Les éditions de Minuit
Genre : entre fantastique et science-fiction
Pourquoi ce livre ? Parce que j'avais envie de tenter Robbe-Grillet depuis quelque temps et que ce titre-ci m'a tapé dans l’œil.
RESUME :
Le court récit que nous donne ici Robbe-Grillet va sans doute surprendre ceux qui le prétendent un auteur
“ difficile ”. On peut en effet sans aucune peine lire cette histoire “ d'amour et de science fiction ” (comme dit la petite Marie) en n'y voyant que la narration scrupuleuse
d'une aventure, étrange certes, mais bien enracinée dans notre Paris d'aujourd'hui, parfaitement reconnaissable.

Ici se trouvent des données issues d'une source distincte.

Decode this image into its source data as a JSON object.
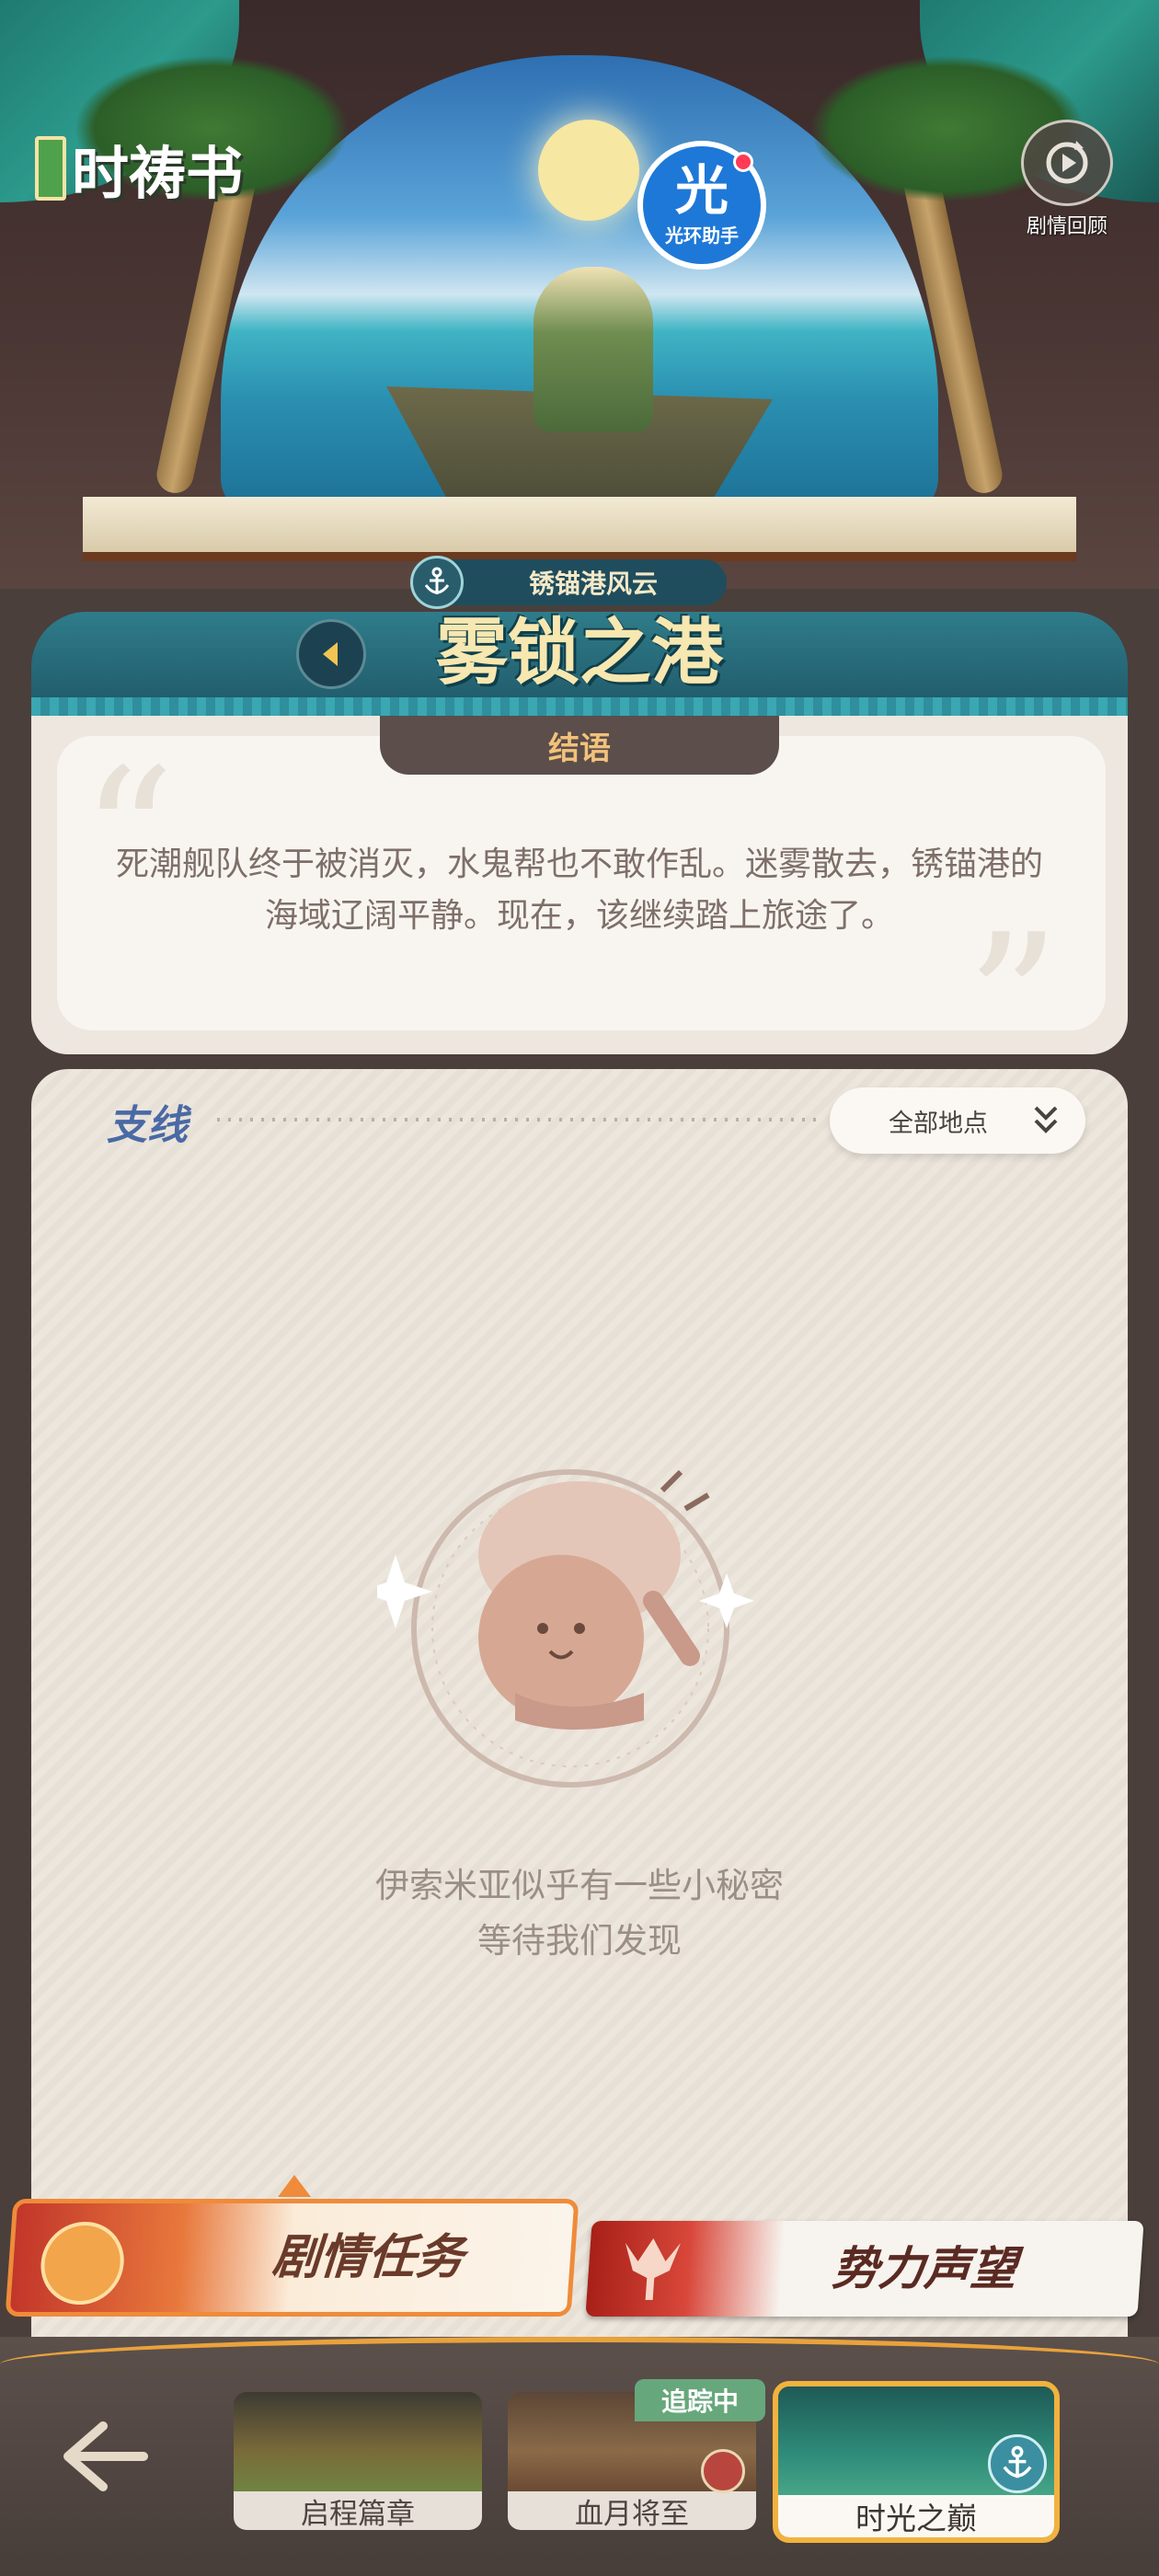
{
  "app": {
    "logo_text": "时祷书",
    "assistant_badge": {
      "glyph": "光",
      "label": "光环助手"
    },
    "replay": {
      "label": "剧情回顾",
      "icon": "replay-icon"
    }
  },
  "chapter": {
    "tag": "锈锚港风云",
    "title": "雾锁之港"
  },
  "epilogue": {
    "tab_label": "结语",
    "text": "死潮舰队终于被消灭，水鬼帮也不敢作乱。迷雾散去，锈锚港的海域辽阔平静。现在，该继续踏上旅途了。"
  },
  "side_quests": {
    "title": "支线",
    "filter_label": "全部地点",
    "empty_line1": "伊索米亚似乎有一些小秘密",
    "empty_line2": "等待我们发现"
  },
  "main_tabs": {
    "story": "剧情任务",
    "reputation": "势力声望"
  },
  "chapters": [
    {
      "label": "启程篇章"
    },
    {
      "label": "血月将至",
      "badge": "追踪中"
    },
    {
      "label": "时光之巅"
    }
  ],
  "colors": {
    "accent_gold": "#f1b23e",
    "teal": "#2f7c8a",
    "tracking_green": "#67a77c",
    "story_orange": "#ef8b3a"
  }
}
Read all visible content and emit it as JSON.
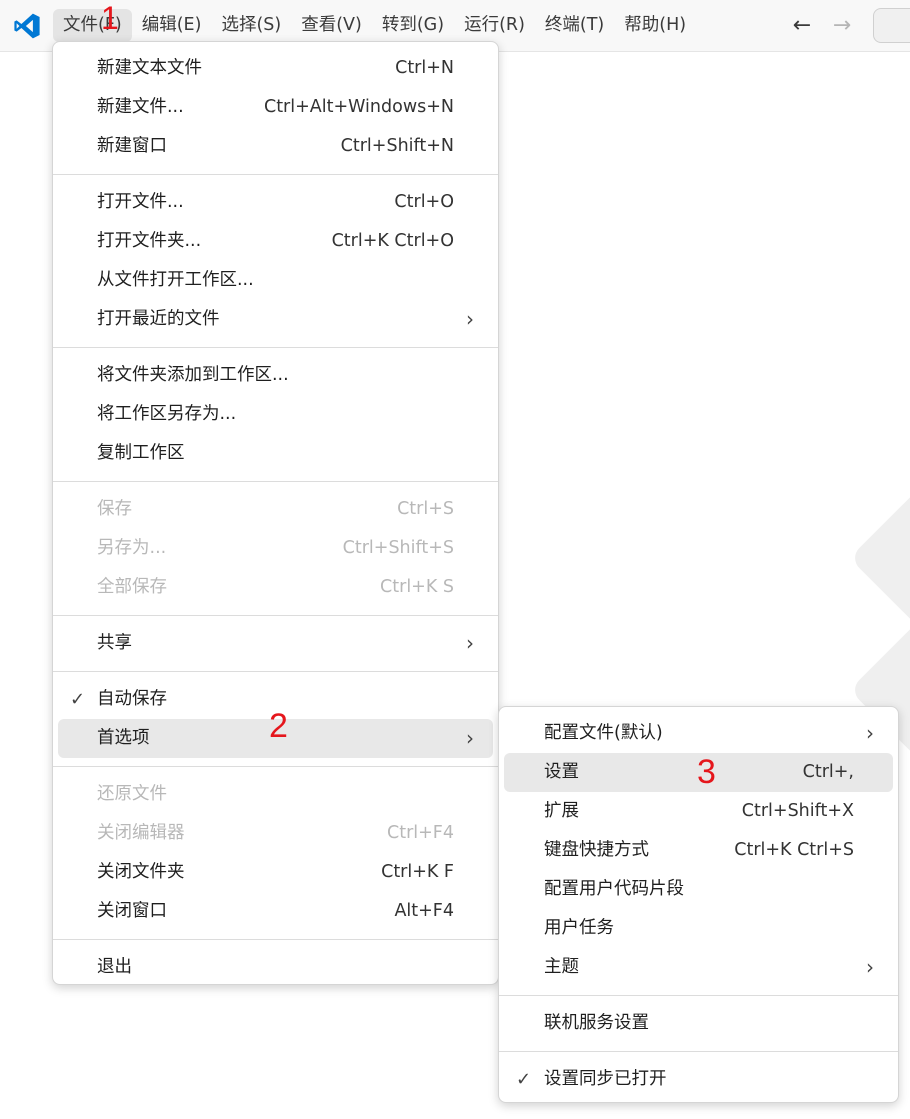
{
  "menubar": {
    "items": [
      "文件(F)",
      "编辑(E)",
      "选择(S)",
      "查看(V)",
      "转到(G)",
      "运行(R)",
      "终端(T)",
      "帮助(H)"
    ]
  },
  "nav": {
    "back": "←",
    "forward": "→"
  },
  "file_menu": {
    "groups": [
      [
        {
          "label": "新建文本文件",
          "shortcut": "Ctrl+N"
        },
        {
          "label": "新建文件...",
          "shortcut": "Ctrl+Alt+Windows+N"
        },
        {
          "label": "新建窗口",
          "shortcut": "Ctrl+Shift+N"
        }
      ],
      [
        {
          "label": "打开文件...",
          "shortcut": "Ctrl+O"
        },
        {
          "label": "打开文件夹...",
          "shortcut": "Ctrl+K Ctrl+O"
        },
        {
          "label": "从文件打开工作区...",
          "shortcut": ""
        },
        {
          "label": "打开最近的文件",
          "shortcut": "",
          "submenu": true
        }
      ],
      [
        {
          "label": "将文件夹添加到工作区...",
          "shortcut": ""
        },
        {
          "label": "将工作区另存为...",
          "shortcut": ""
        },
        {
          "label": "复制工作区",
          "shortcut": ""
        }
      ],
      [
        {
          "label": "保存",
          "shortcut": "Ctrl+S",
          "disabled": true
        },
        {
          "label": "另存为...",
          "shortcut": "Ctrl+Shift+S",
          "disabled": true
        },
        {
          "label": "全部保存",
          "shortcut": "Ctrl+K S",
          "disabled": true
        }
      ],
      [
        {
          "label": "共享",
          "shortcut": "",
          "submenu": true
        }
      ],
      [
        {
          "label": "自动保存",
          "shortcut": "",
          "checked": true
        },
        {
          "label": "首选项",
          "shortcut": "",
          "submenu": true,
          "highlight": true
        }
      ],
      [
        {
          "label": "还原文件",
          "shortcut": "",
          "disabled": true
        },
        {
          "label": "关闭编辑器",
          "shortcut": "Ctrl+F4",
          "disabled": true
        },
        {
          "label": "关闭文件夹",
          "shortcut": "Ctrl+K F"
        },
        {
          "label": "关闭窗口",
          "shortcut": "Alt+F4"
        }
      ],
      [
        {
          "label": "退出",
          "shortcut": ""
        }
      ]
    ]
  },
  "preferences_menu": {
    "groups": [
      [
        {
          "label": "配置文件(默认)",
          "shortcut": "",
          "submenu": true
        },
        {
          "label": "设置",
          "shortcut": "Ctrl+,",
          "highlight": true
        },
        {
          "label": "扩展",
          "shortcut": "Ctrl+Shift+X"
        },
        {
          "label": "键盘快捷方式",
          "shortcut": "Ctrl+K Ctrl+S"
        },
        {
          "label": "配置用户代码片段",
          "shortcut": ""
        },
        {
          "label": "用户任务",
          "shortcut": ""
        },
        {
          "label": "主题",
          "shortcut": "",
          "submenu": true
        }
      ],
      [
        {
          "label": "联机服务设置",
          "shortcut": ""
        }
      ],
      [
        {
          "label": "设置同步已打开",
          "shortcut": "",
          "checked": true
        }
      ]
    ]
  },
  "annotations": [
    "1",
    "2",
    "3"
  ],
  "colors": {
    "annotation": "#e5161c",
    "highlight": "#e8e8e8",
    "disabled_text": "#b8b8b8",
    "vscode_blue": "#0078d4"
  }
}
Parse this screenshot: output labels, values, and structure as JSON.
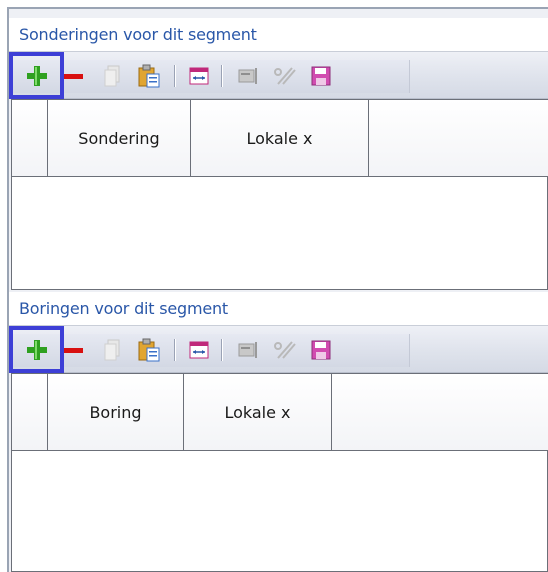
{
  "panels": [
    {
      "title": "Sonderingen voor dit segment",
      "columns": [
        "",
        "Sondering",
        "Lokale x",
        ""
      ]
    },
    {
      "title": "Boringen voor dit segment",
      "columns": [
        "",
        "Boring",
        "Lokale x",
        ""
      ]
    }
  ],
  "toolbar_icons": [
    "add-icon",
    "remove-icon",
    "copy-icon",
    "paste-icon",
    "insert-range-icon",
    "edit-icon",
    "cut-icon",
    "save-icon"
  ],
  "colors": {
    "header_text": "#2a57a8",
    "highlight": "#3d3fd6",
    "add": "#2fa020",
    "remove": "#d81010"
  }
}
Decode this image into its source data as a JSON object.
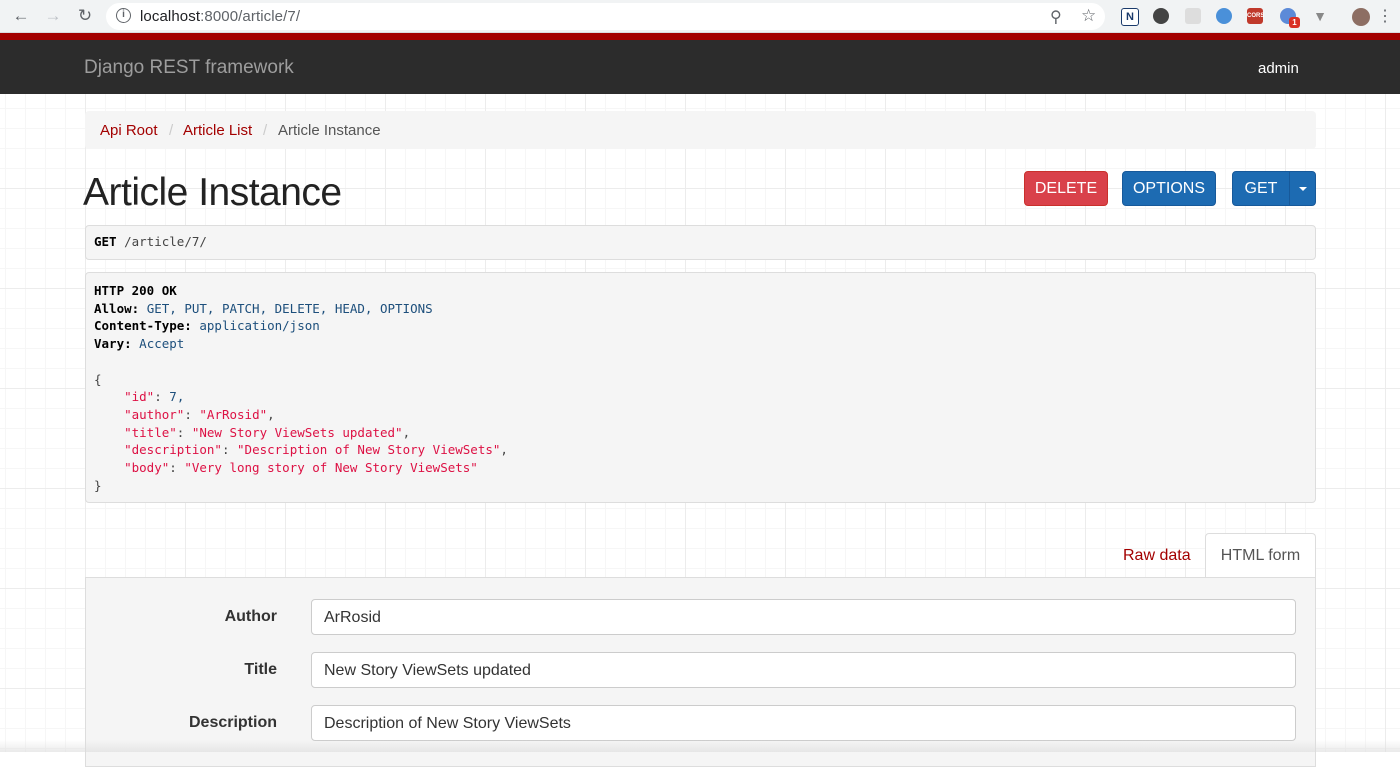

Pourtant, derrière ce décor tout à fait quotidien derrière la façade lisse de cette écriture tranquille,
transparaît un des problèmes qui ont le plus remué les consciences du XXe siècle et tout le roman moderne : celui de la “ cohérence ” du réel, c'est-à-dire celui de la
continuité causale du temps, de la matière et de l'existence.
Entre les pavés disjoints d'une ruelle, dans les interstices trop larges, apparaît tout à coup un autre univers, qu'il est trop facile d'appeler “ rêve ” ou “ fantasmes ”. Que serait un amour qui se garderait, par prudence, d'y regarder ? En fait, la mise en abîme des fictions successives qui s'emboîtent retrace cette marche dangereuse au bord des abîmes, avec chutes vertigineuses et passages secrets, qui constituent notre vie.
Depuis Un régicide, son premier roman, Robbe-Grillet n'a cessé (bien souvent sous le masque pervers de l'objectivité ou de la blancheur) d'en explorer les détours imprévus, les impasses, les miroirs, les fascinations, les scintillements et les fantômes... Mais peut-être faut-il dire aussi que l'humour de l'auteur nous joue cependant, ici, d'autres tours...
MON AVIS :
Certains auteurs ont une telle réputation qu'il est difficile de passer outre et de tenter de vérifier les choses par soi-même. Alain Robbe-Grillet m'effrayait un peu, surtout parce que je ne savais pas du tout à quoi m'attendre de sa part. C'est donc assez précautionneusement que j'ai débuté cette lecture, pour me retrouver complètement prise par un récit qui s'est révélé étonnant à plus d'un titre.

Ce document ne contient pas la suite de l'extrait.